Scams that rely on fake investment sites are nothing new. However, cybersecurity researchers from Group-IB have just discovered a massive and organized network made up of more than 11,000 domains, with a whole infrastructure.
The scam begins with an advertisement or publication on social networks. Scammers use fake testimonials, often from well-known personalities, to promote their fake investment sites, as well as YouTube accounts and Facebook compromised. The victim then comes across a site displaying completely invented opinions and amounts received. She is then invited to enter her information, then receives a call from an “advisor” who encourages her to invest, with a minimum amount of 250 euros.
An investment account with a dummy dashboard
Once scammers managed to getsilver, the scam continues. The victim then has access to a dashboard, with false figures, which is supposed to show him the progress of his investment and encourage him to add even more money to increase his profits. The deception only becomes apparent once the victim attempts to withdraw their winnings.

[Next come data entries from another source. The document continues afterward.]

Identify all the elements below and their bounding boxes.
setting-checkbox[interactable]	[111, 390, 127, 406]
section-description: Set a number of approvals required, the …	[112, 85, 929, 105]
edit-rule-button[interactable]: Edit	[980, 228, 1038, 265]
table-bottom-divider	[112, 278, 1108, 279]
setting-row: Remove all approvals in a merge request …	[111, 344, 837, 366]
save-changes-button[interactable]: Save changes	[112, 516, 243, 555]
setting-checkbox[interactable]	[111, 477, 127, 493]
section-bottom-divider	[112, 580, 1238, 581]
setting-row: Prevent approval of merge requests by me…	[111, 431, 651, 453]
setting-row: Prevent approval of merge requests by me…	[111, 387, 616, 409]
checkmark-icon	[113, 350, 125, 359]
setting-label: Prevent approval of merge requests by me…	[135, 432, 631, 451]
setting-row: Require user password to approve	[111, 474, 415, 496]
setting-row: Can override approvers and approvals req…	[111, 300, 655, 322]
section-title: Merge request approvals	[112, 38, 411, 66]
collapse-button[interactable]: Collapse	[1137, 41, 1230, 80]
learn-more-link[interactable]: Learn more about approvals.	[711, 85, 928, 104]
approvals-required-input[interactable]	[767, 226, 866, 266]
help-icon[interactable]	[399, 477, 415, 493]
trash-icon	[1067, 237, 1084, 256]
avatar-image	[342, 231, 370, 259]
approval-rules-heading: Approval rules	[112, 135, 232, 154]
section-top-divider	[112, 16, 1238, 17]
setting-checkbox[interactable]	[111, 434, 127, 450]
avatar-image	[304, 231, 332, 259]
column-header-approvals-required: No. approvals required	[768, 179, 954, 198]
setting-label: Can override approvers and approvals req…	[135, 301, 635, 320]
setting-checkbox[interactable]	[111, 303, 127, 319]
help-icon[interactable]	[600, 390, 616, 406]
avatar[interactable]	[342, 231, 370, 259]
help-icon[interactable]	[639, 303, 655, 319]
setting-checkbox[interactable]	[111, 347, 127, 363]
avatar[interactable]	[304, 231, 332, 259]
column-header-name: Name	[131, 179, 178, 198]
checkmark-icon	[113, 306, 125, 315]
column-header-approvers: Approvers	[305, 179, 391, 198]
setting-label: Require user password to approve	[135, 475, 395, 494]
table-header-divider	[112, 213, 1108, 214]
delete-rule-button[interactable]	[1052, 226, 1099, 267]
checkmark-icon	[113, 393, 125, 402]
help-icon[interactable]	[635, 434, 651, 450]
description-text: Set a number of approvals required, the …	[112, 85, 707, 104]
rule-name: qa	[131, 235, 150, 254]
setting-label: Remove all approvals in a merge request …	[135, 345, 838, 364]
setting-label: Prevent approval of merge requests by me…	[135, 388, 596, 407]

She is then asked to deposit even more money to reach the minimum withdrawal limit and the system repeats itself in a loop. Scammers are then free to reuse the information collected or resell it on the dark web.
The researchers identified a total of 11,197 domain names used in this network, of which 5,091 are still active. It contains sites targeting all of Europe and North America, but the majority specifically targets the UK, Belgium, the Netherlands, Germany, Poland, Portugal, Norway, Sweden and the Czech Republic. One of the best ways to identify this kind of scam is to find reviews on independent sites or forums. These fake sites usually disappear after a few weeks, or even a few months at most.